//photoform.php
<html>
<body>
<form action="upload.php" name="phsub" method="post" enctype="multipart/form-data">
<?php
session_start();
$op=$_POST["opcnt"];
if ($op!="Select")
{
echo "<fieldset>";
echo "<legend> Open Category </legend>";
for ($i=1;$i<=$op;$i++)
{
echo "<input name='ofile$i' id='ofile$i' type='file'/>";
echo"<br>";
}
echo "</fieldset>";
}
?>
<input type="submit" name="submit" value="Submit">
</form>
</body>
</html>
upload.php
<?php
$empty = $post = array();
foreach ($_POST as $varname => $varvalue) {
if(empty($varvalue)) {
$empty[$varname] = $varvalue;
}
else {
$post[$varname] = $varvalue;
}
}
print "<pre>";
if (empty($empty)) {
print "None of the POSTed values are empty, posted:
";
var_dump($post);
}
else {
print "We have " . count($empty) . " empty values
";
print "Posted:
";
var_dump($post);
print "Empty:
";
var_dump($empty);
exit;
}
?>
Question : When I am listing all $post values, I am only getting the "submit" button which is static. I can see all generated file upload controls based on the condition. But unable to get the control in upload.php file. Can you please suggest if there is anything wrong in the code. I am new to PHP. Thanks in advance for your inputs.
Thanks - Abhik Banerjee
In photoform.php output the $_POST variable to confirm that $_POST['opcnt'] is not select.

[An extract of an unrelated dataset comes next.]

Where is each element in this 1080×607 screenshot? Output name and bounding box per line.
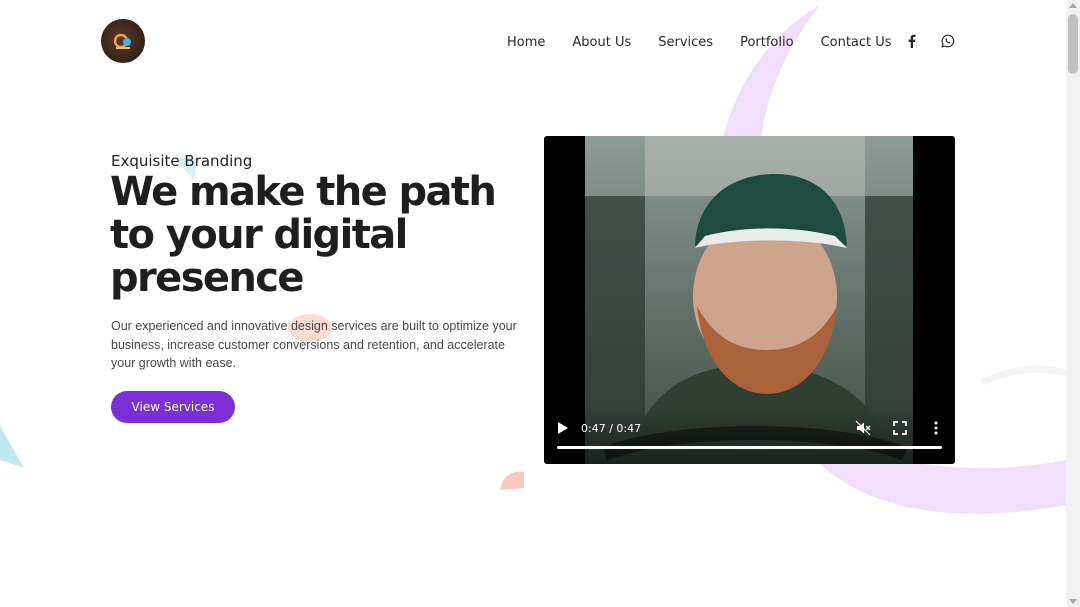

Also, if you can, add the actual output html from photoform.php as it is likely to missing fields and/or names of fields.
Also,
//upload.php
<?php
var_dump($_POST);
?>
To access form POST variables use $_POST.
// Update
As your form is submitting input with type as file, these are considered as a special case. The values will be mapped to the $_FILES variable.
See the php docs on php.net for more clarification.
You can get the file details from $_FILES